The condition of the fabric covering on plywood surfaces provides an indication of the condition of the wood underneath. If there is any evidence of poor adhesion, cracks in the fabric, or swelling of the wood, remove the fabric to allow further inspection. The exposed surface shows water penetration by the existence of dark gray streaks along the grain and dark discoloration at ply joints or screw holes.

Cracks in wood spars are often hidden under metal fittings or metal rib flanges and leading edge skins. Any time a reinforcement plate exists that is not feathered out on its ends, a stress riser exists at the ends of the plate. A failure of the primary structure can be expected at this point. [Figure 8]

Wooden aircraft structure inspection
Figure 8. Areas likely to incur structural damage

As part of the inspection, examine the structure for other defects of a mechanical nature, including any location where bolts secure fittings that take load-carrying members, or where the bolts are subject to landing or shear loads. Remove the bolts and examine the holes for elongation or surface crushing of the wood fibers. It is important to ensure the bolts are a good fit in the holes. Check for evidence of bruises or crushing of the structural member, which can be caused by overtorquing of the bolts.

Check all metal fittings that are attached to a wood structure for looseness, corrosion, cracks, or bending. Areas of particular concern are strut attach fittings, spar butt fittings, aileron and flap hinges, jury strut fittings, compression struts, control cable pulley brackets, and landing gear fittings. All exposed end grain wood, particularly the spar butts, should be inspected for cracking or checking.
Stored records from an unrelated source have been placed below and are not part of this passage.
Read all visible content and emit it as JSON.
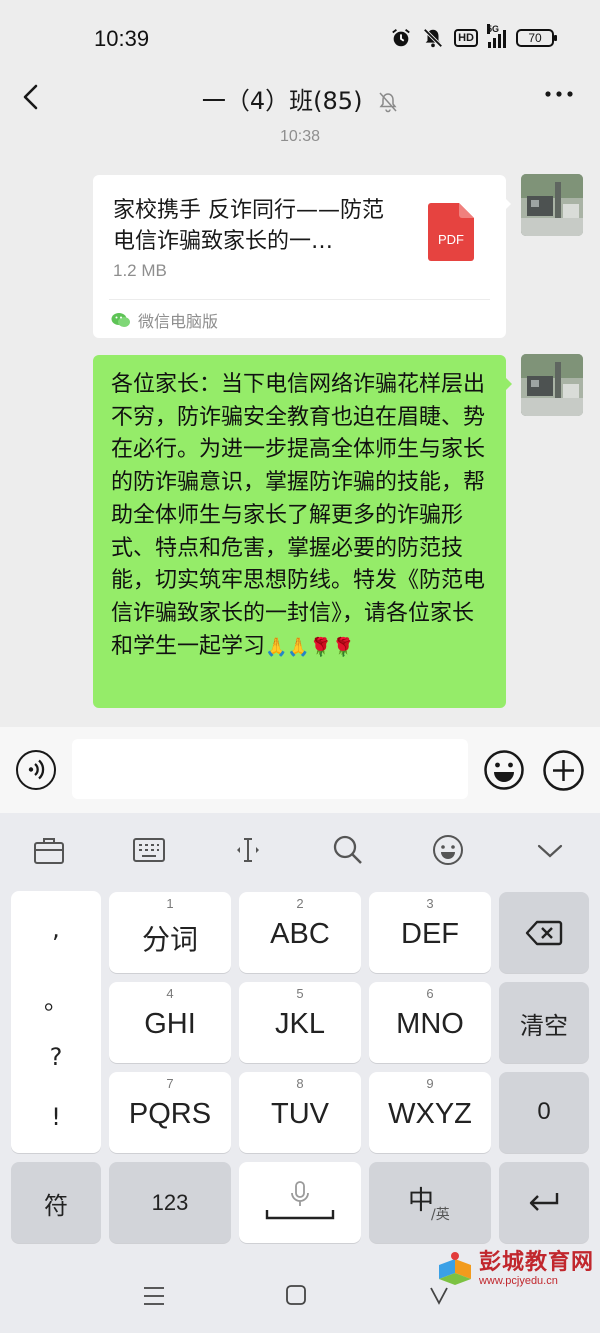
{
  "status_bar": {
    "time": "10:39",
    "battery": "70",
    "network": "5G",
    "hd": "HD"
  },
  "nav": {
    "title": "一（4）班(85)"
  },
  "chat": {
    "timestamp": "10:38",
    "file_message": {
      "name": "家校携手 反诈同行——防范电信诈骗致家长的一…",
      "size": "1.2 MB",
      "type_label": "PDF",
      "source": "微信电脑版"
    },
    "text_message": "各位家长：当下电信网络诈骗花样层出不穷，防诈骗安全教育也迫在眉睫、势在必行。为进一步提高全体师生与家长的防诈骗意识，掌握防诈骗的技能，帮助全体师生与家长了解更多的诈骗形式、特点和危害，掌握必要的防范技能，切实筑牢思想防线。特发《防范电信诈骗致家长的一封信》，请各位家长和学生一起学习",
    "text_emojis": "🙏🙏🌹🌹"
  },
  "keyboard": {
    "punctuation": [
      ",",
      "。",
      "?",
      "!"
    ],
    "keys": [
      {
        "num": "1",
        "label": "分词"
      },
      {
        "num": "2",
        "label": "ABC"
      },
      {
        "num": "3",
        "label": "DEF"
      },
      {
        "num": "4",
        "label": "GHI"
      },
      {
        "num": "5",
        "label": "JKL"
      },
      {
        "num": "6",
        "label": "MNO"
      },
      {
        "num": "7",
        "label": "PQRS"
      },
      {
        "num": "8",
        "label": "TUV"
      },
      {
        "num": "9",
        "label": "WXYZ"
      }
    ],
    "clear": "清空",
    "zero": "0",
    "symbols": "符",
    "numbers": "123",
    "lang_main": "中",
    "lang_sub": "/英"
  },
  "watermark": {
    "title": "彭城教育网",
    "url": "www.pcjyedu.cn"
  },
  "colors": {
    "bubble_green": "#95ec69",
    "background": "#ededed",
    "pdf_red": "#e64340"
  }
}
Inspect structural members for compression failures, which is indicated by rupture across the wood fibers. This is a serious defect that can be difficult to detect. If a compression failure is suspected, a flashlight beam shown along the member and running parallel to the grain, will assist in revealing it. The surface will appear to have minute ridges or lines running across the grain. Particular attention is necessary when inspecting any wooden member that has been subjected to abnormal bending or compression loads during a hard landing. If undetected, compression failures of the spar may result in structural failure of the wing during flight. [Figure 9]
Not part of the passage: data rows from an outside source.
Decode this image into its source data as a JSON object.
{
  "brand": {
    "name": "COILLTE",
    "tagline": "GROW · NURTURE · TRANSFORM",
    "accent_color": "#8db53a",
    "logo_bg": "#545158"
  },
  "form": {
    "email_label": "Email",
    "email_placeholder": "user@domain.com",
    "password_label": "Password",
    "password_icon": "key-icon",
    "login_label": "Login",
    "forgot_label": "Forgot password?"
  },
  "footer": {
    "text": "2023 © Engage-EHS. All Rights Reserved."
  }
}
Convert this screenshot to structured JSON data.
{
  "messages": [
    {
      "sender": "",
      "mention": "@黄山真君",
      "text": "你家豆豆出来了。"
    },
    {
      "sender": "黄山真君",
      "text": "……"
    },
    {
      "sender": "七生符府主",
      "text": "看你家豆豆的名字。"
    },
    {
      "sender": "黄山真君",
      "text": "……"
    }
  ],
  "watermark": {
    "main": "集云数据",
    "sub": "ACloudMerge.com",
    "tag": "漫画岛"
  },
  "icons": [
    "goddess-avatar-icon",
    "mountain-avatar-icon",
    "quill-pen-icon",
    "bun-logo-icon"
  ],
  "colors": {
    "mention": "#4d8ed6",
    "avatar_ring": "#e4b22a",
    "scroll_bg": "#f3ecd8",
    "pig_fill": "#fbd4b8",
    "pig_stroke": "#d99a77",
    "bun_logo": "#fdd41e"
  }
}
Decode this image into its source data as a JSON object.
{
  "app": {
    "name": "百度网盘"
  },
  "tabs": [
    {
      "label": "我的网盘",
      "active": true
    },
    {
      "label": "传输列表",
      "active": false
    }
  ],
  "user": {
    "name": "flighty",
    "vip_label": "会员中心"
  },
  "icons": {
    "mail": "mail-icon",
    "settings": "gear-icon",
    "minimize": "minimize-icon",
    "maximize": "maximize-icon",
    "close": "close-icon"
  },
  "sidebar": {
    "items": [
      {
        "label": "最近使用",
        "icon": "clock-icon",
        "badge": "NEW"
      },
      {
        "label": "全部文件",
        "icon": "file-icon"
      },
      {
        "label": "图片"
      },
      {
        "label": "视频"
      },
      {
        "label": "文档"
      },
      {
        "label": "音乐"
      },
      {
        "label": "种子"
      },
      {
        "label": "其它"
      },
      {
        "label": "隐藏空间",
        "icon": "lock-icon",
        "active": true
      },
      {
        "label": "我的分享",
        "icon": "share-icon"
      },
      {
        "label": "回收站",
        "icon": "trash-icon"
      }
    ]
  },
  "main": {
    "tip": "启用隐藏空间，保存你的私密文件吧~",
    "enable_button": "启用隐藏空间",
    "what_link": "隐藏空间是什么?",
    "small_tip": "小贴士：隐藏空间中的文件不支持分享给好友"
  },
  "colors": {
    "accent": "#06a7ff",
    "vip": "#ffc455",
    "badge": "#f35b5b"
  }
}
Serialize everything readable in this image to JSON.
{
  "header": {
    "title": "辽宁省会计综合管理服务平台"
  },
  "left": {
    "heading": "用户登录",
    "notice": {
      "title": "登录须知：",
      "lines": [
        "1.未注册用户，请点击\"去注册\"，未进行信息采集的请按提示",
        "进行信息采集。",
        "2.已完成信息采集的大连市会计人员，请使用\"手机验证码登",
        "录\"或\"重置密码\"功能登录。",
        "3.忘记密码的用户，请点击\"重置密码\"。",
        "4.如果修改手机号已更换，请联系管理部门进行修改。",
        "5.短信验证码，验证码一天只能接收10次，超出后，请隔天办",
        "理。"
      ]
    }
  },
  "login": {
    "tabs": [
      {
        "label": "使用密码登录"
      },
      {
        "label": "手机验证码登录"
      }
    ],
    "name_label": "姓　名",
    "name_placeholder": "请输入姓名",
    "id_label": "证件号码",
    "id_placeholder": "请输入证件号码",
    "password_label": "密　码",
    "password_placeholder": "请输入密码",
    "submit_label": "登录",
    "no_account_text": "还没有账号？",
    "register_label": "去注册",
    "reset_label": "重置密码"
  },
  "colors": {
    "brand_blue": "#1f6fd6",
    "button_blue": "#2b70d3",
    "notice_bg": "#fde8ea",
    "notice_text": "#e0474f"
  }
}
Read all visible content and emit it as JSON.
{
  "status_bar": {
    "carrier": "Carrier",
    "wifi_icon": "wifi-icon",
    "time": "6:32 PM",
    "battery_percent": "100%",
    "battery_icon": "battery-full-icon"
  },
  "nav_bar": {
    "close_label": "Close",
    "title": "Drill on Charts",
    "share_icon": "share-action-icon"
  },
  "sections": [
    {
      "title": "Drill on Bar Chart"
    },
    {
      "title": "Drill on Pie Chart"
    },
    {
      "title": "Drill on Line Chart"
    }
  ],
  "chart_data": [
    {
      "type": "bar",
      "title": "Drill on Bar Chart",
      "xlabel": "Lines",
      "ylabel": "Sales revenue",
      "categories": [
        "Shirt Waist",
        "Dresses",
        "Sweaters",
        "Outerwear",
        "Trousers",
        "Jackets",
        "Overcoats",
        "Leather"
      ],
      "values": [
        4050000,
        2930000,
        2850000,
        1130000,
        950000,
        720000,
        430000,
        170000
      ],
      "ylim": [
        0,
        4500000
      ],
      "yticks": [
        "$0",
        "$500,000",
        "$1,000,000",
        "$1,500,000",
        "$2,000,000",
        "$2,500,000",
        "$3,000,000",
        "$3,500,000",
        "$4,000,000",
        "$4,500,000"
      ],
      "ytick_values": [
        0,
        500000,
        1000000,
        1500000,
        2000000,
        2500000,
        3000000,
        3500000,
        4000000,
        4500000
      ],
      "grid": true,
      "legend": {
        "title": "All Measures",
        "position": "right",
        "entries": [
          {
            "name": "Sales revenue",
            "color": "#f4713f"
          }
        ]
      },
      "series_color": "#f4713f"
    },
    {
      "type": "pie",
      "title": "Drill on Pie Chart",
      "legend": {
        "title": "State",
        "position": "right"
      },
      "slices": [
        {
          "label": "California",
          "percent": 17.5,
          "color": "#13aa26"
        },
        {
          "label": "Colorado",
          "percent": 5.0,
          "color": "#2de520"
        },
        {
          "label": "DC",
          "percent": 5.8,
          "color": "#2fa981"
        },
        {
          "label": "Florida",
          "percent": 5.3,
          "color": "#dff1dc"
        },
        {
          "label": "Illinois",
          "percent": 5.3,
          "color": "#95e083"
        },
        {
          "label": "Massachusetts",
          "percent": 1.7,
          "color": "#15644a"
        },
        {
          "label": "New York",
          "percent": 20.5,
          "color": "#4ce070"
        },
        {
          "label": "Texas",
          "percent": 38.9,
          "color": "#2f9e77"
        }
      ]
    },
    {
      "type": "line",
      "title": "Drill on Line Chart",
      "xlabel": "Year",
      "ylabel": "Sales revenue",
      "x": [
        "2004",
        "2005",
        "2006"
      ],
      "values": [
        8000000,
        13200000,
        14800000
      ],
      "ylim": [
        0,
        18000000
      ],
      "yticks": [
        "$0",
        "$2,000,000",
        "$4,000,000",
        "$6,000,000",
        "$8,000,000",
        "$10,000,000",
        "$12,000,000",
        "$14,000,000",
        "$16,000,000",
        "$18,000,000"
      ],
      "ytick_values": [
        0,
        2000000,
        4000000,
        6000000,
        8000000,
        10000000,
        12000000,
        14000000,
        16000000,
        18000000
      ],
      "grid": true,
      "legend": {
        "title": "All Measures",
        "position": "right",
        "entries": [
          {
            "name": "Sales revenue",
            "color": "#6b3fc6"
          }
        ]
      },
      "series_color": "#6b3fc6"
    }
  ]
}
Wooden aircraft structure inspection
Figure 9. Pronounced compression failure in wood beam

When a member has been subjected to an excessive bending load, the failure appears on the surface that has been compressed. The surface subject to tension normally shows no defects. In the case of a member taking an excessive direct compression load, the failure is apparent on all surfaces.
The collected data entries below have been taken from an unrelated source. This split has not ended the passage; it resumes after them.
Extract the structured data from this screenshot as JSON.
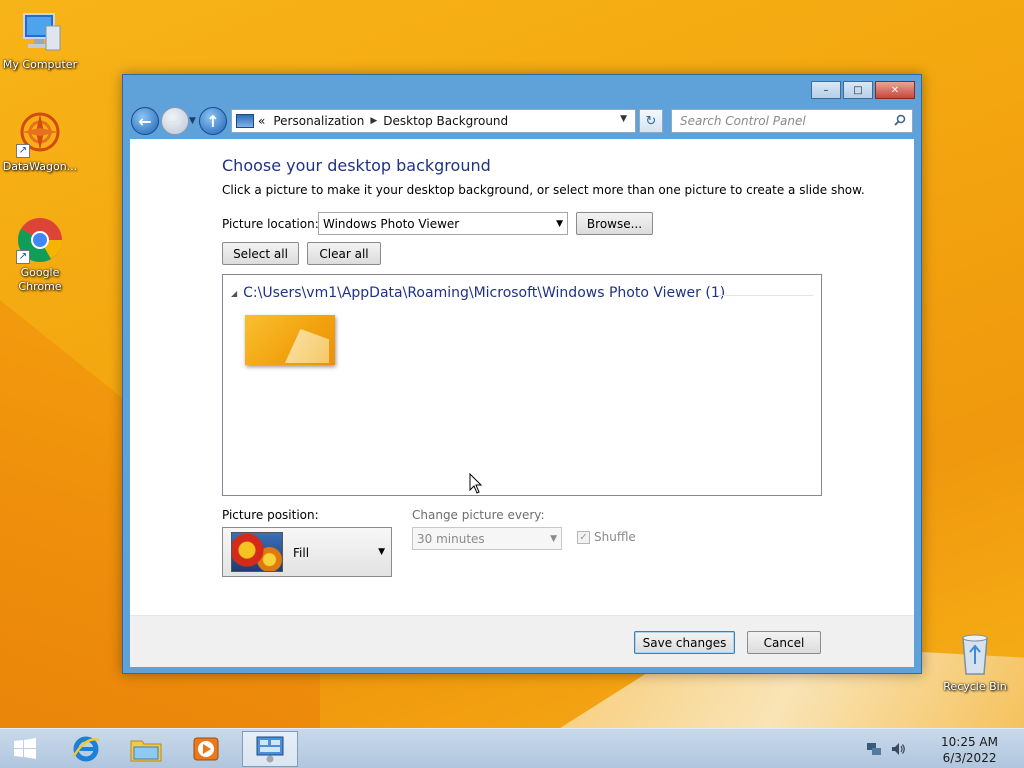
{
  "desktop": {
    "icons": [
      {
        "label": "My Computer"
      },
      {
        "label": "DataWagon..."
      },
      {
        "label": "Google Chrome"
      },
      {
        "label": "Recycle Bin"
      }
    ]
  },
  "window": {
    "controls": {
      "minimize": "–",
      "maximize": "□",
      "close": "✕"
    },
    "nav": {
      "back_glyph": "←",
      "forward_glyph": "→",
      "up_glyph": "↑",
      "breadcrumb_prefix": "«",
      "breadcrumb": [
        "Personalization",
        "Desktop Background"
      ],
      "breadcrumb_separator": "▶",
      "dropdown_glyph": "▼",
      "refresh_glyph": "↻",
      "search_placeholder": "Search Control Panel"
    },
    "content": {
      "heading": "Choose your desktop background",
      "subtext": "Click a picture to make it your desktop background, or select more than one picture to create a slide show.",
      "location_label": "Picture location:",
      "location_value": "Windows Photo Viewer",
      "browse_label": "Browse...",
      "select_all_label": "Select all",
      "clear_all_label": "Clear all",
      "group_toggle": "◢",
      "group_title": "C:\\Users\\vm1\\AppData\\Roaming\\Microsoft\\Windows Photo Viewer (1)",
      "position_label": "Picture position:",
      "position_value": "Fill",
      "change_label": "Change picture every:",
      "change_value": "30 minutes",
      "shuffle_label": "Shuffle",
      "shuffle_checked": true,
      "save_label": "Save changes",
      "cancel_label": "Cancel"
    }
  },
  "taskbar": {
    "clock_time": "10:25 AM",
    "clock_date": "6/3/2022"
  },
  "colors": {
    "desktop": "#f3a60f",
    "window_frame": "#5fa1d9",
    "heading": "#1e3287",
    "taskbar": "#b0c6de"
  }
}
The front and rear spars should be checked for longitudinal cracks at the ends of the plywood reinforcement plates where the lift struts attach. [Figure 8] Check the ribs on either side of the strut attach points for cracks where the cap strips pass over and under the spars, and for missing or loose rib-to-spar attach nails. All spars, those in the wing(s) and empennage, should be inspected on the face and top surface for compression cracks. A borescope can be utilized by accessing existing inspection holes. 

Various mechanical methods can be employed to enhance the visual inspection of wood structures. Tapping the subject area with a light plastic hammer or screwdriver handle should produce a sharp solid sound. If the suspected area sounds hollow and dull, further inspection is warranted. Use a sharp metal awl or thin-bladed screwdriver to probe the area. The wood structure should be solid and firm. If the area is soft and mushy, the wood is rotted and disassembly and repair of the structure is necessary.